Comment analyse-t-on l’unicité de l’opération et le besoin global ?
L’unicité se détermine par la décision de mise en œuvre, le périmètre temporel et l’unité économique ou technique. Il faut estimer la valeur totale des travaux ou fournitures relevant d’une même opération et la comparer aux seuils en vigueur (ex. seuils européens définis dans le Code de la Commande Publique). Si le cumul dépasse les seuils, la procédure formalisée s’impose.
Méthode pratique :
- Recenser tous les marchés et bons de commande liés à l’opération.
- Regrouper par unité fonctionnelle ou technique.
- Calculer la valeur estimée du besoin en intégrant options et prolongations prévues. Tableau récapitulatif utile (exemple) : | Critère | Responsabilité | Risque juridique | |—|—:|—| | Définition de l’opération | Maître d’ouvrage | Contestation pour saucissonnage | | Estimation de la valeur | Acheteur | Mise en cause de la procédure | | Justification technique | MOE / bureau d’études | Annulation de marché | Point de vigilance : garder des preuves de la décision et de l’estimation fiable pour tenir un contrôle ou un recours.
De quelle façon distingue-t-on renouvellements successifs et fractionnement prohibé ?
Les renouvellements légitimes répondent à une décision claire de reconduction ou à une nécessité par nature temporaires, tandis que le fractionnement prohibé vise à diviser artificiellement un besoin unique. La distinction repose sur la prévisibilité, la durée et la motivation technique.
Critères pratiques :
- Renouvellement prévu dans le contrat initial ou lié à des durées légitimes.

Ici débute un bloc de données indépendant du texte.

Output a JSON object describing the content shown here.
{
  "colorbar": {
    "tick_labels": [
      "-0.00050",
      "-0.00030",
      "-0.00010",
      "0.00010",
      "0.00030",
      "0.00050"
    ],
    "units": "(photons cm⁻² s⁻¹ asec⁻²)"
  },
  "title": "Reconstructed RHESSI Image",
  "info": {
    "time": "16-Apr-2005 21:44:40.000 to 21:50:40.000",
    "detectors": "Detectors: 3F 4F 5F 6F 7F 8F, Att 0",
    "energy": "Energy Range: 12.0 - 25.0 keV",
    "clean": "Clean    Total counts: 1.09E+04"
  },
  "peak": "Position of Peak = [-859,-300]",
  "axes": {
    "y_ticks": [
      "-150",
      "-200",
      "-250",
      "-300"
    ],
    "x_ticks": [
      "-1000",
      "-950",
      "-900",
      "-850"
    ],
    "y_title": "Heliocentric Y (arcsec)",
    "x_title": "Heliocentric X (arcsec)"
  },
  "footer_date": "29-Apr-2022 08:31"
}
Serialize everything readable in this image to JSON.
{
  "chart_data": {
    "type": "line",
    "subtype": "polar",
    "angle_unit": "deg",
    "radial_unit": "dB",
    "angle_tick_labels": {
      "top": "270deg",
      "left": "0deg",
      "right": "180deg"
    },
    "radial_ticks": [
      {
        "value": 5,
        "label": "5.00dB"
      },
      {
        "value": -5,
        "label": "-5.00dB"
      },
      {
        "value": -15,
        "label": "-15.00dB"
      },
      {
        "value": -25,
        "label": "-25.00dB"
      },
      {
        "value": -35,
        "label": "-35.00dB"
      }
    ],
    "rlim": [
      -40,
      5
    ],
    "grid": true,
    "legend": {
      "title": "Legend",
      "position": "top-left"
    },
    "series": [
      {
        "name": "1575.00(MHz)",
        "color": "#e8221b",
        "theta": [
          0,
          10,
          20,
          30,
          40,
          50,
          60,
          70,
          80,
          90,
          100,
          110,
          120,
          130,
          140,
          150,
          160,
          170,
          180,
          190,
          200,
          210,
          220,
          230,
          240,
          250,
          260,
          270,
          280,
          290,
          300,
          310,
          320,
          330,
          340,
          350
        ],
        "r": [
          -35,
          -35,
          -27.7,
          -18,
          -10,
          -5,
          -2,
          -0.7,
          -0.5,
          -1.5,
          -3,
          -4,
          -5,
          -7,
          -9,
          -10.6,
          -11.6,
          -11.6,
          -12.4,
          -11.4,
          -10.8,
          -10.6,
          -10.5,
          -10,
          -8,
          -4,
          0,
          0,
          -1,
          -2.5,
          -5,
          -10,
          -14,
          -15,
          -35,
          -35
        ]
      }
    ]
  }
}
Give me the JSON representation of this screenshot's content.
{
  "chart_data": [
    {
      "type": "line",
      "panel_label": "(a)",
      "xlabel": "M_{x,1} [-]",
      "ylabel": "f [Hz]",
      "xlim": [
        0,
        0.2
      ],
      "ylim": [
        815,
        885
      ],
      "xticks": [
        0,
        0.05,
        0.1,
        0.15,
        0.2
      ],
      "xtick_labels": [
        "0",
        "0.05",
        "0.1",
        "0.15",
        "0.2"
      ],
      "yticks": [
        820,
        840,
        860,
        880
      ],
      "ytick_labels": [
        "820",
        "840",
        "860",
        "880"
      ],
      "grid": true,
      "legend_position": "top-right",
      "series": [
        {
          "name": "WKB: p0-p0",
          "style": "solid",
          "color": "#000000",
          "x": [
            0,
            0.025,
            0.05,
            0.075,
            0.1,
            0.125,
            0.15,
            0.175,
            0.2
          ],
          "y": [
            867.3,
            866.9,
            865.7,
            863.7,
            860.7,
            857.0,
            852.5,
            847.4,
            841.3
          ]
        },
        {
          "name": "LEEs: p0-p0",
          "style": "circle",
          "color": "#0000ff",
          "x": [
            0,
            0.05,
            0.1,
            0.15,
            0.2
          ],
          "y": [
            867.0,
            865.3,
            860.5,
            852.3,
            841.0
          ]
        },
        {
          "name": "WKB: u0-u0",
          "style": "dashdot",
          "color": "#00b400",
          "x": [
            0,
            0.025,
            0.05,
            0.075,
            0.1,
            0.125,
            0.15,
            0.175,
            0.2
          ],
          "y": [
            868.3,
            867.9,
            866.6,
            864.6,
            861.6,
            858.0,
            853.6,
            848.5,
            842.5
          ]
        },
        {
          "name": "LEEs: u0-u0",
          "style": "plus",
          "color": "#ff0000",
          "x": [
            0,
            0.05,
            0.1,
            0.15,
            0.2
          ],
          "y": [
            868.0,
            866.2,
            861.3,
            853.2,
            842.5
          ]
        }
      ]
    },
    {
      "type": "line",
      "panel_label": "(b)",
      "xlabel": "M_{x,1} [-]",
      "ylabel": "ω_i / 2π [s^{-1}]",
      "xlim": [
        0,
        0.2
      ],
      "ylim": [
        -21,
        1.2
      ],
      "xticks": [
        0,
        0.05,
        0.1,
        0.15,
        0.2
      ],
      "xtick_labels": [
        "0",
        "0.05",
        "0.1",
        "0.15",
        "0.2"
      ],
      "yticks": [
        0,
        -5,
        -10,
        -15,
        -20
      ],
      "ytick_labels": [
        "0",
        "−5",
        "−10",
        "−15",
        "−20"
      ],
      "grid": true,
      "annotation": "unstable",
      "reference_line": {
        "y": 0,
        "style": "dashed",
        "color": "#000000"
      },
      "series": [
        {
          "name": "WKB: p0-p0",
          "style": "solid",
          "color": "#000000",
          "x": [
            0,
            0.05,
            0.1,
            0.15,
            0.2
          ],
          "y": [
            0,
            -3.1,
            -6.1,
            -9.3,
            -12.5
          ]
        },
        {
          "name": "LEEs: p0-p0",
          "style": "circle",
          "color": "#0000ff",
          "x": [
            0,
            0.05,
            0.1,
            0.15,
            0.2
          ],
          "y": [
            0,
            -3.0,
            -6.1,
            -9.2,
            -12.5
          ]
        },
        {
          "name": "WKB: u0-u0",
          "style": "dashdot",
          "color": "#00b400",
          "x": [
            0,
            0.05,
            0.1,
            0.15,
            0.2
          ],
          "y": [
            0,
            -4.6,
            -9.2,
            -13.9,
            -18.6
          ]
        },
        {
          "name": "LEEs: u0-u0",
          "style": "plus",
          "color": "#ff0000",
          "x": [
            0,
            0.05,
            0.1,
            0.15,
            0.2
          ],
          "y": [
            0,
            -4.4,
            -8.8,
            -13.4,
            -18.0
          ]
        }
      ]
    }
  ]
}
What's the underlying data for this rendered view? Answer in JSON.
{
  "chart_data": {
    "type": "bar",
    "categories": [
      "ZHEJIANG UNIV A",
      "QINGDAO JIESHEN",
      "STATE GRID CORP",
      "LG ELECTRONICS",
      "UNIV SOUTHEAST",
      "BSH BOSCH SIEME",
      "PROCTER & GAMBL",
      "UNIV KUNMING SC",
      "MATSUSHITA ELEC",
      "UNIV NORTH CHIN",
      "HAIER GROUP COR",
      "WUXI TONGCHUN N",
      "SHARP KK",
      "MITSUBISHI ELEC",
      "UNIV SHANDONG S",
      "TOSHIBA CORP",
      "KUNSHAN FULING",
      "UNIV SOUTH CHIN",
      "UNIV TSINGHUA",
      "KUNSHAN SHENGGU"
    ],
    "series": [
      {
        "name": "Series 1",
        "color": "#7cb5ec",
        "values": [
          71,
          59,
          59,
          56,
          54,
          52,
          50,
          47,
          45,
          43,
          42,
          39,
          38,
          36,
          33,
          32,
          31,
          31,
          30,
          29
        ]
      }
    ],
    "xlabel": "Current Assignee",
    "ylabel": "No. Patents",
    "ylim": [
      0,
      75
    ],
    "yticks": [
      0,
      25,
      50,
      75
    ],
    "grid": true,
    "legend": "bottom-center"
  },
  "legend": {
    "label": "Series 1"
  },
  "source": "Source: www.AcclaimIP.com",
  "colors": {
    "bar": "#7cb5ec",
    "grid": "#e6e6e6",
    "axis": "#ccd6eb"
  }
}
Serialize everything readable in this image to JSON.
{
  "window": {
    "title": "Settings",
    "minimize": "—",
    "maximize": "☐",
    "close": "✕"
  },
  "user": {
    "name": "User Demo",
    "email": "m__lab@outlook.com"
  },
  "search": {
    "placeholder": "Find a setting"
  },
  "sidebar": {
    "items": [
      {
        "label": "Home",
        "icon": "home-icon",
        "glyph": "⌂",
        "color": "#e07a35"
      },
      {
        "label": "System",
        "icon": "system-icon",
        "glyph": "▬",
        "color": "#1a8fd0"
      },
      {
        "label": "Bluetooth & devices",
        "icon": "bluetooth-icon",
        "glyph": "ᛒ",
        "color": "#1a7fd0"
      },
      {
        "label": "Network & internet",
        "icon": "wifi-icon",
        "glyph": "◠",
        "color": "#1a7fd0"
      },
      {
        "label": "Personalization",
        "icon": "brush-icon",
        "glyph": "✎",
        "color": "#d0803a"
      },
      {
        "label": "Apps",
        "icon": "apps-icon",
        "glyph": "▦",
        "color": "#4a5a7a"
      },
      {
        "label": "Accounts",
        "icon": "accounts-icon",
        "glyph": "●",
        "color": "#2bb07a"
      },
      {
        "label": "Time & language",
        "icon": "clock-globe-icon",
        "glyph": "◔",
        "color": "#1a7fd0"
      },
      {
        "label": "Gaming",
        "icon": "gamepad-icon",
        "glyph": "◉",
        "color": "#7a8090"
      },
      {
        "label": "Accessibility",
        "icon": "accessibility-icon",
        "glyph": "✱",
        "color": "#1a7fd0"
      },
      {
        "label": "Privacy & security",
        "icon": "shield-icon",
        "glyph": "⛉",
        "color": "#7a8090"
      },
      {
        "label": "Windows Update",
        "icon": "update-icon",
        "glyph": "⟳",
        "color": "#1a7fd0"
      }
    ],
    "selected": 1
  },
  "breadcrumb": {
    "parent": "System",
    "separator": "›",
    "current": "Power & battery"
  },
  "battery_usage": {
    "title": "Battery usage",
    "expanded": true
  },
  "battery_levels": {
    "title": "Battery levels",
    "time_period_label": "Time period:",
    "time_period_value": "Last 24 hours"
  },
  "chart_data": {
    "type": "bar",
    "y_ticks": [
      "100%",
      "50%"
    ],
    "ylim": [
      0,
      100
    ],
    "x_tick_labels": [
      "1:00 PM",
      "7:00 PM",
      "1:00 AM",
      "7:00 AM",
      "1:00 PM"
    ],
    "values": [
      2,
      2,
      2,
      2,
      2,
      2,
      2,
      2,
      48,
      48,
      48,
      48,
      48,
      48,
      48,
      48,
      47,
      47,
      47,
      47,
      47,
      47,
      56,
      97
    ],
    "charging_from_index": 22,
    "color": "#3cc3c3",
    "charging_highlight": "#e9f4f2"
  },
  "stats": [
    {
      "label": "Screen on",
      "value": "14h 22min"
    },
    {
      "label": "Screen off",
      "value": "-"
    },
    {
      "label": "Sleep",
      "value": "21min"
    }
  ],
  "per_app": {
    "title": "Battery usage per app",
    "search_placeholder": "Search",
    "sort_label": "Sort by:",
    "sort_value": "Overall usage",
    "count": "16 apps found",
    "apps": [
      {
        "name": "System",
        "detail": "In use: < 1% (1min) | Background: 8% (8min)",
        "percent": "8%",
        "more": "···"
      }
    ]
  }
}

- Fractionnement si les marchés se succèdent sans justification et avec le même objet. Comparatif synthétique : | Élément | Renouvellement | Fractionnement interdit | |—|—:|—| | Justification | Clause contractuelle | Absence de justification technique | | Périodicité | Prévisible | Programmée pour contourner seuils | | Risque | Faible si transparent | Fort : annulation, mise en cause pénale | Recommandation stratégique : documenter toute reconduction, estimer la valeur globale avant toute segmentation, et consulter le Code de la Commande Publique (articles pertinents sur la computation des seuils) pour valider la procédure.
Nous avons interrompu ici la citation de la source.